Underworld 2 was painted in Tony de Lautour’s central city studio, a converted office building in pre-quake Christchurch. It was very nearly the same size as the wall on which he painted it. “It was the weirdest and most uncomfortable studio I’ve worked in, all brand new carpet and white walls that I had to cover with plastic, and surrounded by people paying huge rent to sit in those doomed-to-fail small businesses.”
De Lautour started painting in the top left corner of the canvas, and worked from left to right, down and along, gradually filling in the canvas with what looks like a mind map or a complex diagram of related forms. A giant flickering screen of digital code, perhaps, in which every line is of equal importance. He used a similar approach for several works of the time: “It seemed more factual to do it like handwriting. It also took away some of the compositional decision-making that can hinder a work.”

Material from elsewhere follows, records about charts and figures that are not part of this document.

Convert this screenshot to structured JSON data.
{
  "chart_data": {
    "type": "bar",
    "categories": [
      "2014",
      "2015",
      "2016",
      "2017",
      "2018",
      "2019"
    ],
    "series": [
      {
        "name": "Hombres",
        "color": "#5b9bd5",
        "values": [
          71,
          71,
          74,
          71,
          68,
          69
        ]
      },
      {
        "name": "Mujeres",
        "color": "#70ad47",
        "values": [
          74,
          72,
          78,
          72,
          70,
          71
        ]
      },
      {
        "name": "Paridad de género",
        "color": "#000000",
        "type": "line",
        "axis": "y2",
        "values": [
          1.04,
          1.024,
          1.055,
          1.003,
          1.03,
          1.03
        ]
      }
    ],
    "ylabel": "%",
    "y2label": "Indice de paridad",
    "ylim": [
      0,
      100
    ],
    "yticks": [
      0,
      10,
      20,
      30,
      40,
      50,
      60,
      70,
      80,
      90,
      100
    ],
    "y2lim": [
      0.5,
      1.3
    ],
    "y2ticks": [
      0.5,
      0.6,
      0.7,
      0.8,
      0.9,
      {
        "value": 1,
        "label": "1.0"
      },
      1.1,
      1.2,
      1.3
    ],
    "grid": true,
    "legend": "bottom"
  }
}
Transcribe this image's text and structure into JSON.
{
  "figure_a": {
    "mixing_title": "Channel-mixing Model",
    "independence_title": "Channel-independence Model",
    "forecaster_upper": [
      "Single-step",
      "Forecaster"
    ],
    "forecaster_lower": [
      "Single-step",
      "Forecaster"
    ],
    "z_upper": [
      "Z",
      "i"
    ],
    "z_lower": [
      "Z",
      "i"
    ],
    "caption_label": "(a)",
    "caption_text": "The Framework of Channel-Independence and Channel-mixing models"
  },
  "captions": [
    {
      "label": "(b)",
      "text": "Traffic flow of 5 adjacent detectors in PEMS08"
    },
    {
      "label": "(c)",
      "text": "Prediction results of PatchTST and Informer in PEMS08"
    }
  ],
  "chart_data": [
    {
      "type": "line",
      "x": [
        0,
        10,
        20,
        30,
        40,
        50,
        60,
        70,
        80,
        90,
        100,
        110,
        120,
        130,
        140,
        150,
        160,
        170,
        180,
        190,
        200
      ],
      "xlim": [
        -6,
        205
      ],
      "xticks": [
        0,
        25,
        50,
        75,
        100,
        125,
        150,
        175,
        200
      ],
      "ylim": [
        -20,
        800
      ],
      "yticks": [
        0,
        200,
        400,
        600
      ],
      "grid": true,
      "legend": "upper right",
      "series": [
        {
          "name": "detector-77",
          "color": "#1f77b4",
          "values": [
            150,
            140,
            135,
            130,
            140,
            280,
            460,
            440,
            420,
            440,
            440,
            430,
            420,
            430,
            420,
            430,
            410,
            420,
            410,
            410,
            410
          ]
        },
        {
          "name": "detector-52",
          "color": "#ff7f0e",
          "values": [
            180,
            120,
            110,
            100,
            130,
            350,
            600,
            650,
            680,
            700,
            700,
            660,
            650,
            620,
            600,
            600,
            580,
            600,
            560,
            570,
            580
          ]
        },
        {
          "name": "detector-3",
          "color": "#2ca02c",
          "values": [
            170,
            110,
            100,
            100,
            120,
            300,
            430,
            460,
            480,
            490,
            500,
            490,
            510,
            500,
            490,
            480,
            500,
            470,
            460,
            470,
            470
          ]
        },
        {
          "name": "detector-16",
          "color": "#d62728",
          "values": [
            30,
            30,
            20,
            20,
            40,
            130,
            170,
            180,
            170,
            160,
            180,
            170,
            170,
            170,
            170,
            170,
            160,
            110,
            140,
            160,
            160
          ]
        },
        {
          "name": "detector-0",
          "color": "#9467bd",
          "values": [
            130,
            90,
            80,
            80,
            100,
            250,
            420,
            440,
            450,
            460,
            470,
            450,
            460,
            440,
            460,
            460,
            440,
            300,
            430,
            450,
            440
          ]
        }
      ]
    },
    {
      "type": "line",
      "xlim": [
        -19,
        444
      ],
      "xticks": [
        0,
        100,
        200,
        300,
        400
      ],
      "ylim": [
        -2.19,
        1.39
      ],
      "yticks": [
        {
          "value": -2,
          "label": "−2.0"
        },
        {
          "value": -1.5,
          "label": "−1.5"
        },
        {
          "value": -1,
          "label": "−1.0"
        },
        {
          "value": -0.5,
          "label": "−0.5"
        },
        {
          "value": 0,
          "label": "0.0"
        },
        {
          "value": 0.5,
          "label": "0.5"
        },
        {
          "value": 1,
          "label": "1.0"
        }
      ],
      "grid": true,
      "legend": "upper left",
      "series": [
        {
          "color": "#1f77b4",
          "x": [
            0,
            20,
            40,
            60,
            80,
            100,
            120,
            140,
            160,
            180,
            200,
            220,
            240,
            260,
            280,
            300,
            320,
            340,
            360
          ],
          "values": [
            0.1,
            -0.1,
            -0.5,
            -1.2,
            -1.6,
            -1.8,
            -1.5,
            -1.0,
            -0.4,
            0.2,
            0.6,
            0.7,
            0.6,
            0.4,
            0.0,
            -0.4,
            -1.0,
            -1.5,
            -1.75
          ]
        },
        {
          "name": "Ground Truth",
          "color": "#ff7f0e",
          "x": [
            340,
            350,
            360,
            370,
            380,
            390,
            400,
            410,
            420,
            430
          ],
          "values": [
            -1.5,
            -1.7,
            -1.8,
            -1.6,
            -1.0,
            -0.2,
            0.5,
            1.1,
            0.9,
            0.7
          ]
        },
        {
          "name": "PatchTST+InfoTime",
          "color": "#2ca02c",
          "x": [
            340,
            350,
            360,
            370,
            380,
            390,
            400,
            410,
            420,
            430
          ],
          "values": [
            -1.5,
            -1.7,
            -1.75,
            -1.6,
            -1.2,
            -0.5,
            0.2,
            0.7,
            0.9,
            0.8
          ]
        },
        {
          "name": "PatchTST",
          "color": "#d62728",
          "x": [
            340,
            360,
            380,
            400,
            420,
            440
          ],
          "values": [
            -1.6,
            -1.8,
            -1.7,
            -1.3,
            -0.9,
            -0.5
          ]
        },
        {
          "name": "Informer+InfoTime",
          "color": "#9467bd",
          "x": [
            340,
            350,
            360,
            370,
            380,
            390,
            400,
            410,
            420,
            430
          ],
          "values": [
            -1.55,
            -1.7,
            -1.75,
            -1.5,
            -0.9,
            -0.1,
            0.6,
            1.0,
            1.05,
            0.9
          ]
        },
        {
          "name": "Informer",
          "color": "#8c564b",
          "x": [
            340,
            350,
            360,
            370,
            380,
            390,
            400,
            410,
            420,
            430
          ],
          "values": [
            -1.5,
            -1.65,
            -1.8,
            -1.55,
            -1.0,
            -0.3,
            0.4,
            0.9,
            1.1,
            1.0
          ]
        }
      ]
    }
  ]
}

One of the largest paintings in the Gallery’s collection, Underworld 2 is a vast lexicon—a visual index—of the forms that have populated de Lautour’s works over the past twenty-five years. Lightning bolts, human heads, lions, empty speech bubbles, trees, mountain ranges, cobwebs, stars, smoke plumes, letters, numbers, crucifixes and dollar signs float freely in black space, a universe of symbols drawn from both ends of the visual register—from home-made tattoos to modernist abstraction by way of colonial landscapes.
De Lautour’s work has never been linear in its development, instead looping and swirling back and forth, picking up old ideas and deploying them in new contexts, reworking recent concepts in the light of earlier enquiries. Underworld 2 is like a stocktake of his pictorial inventory, humming with the energies of an immense cultural network.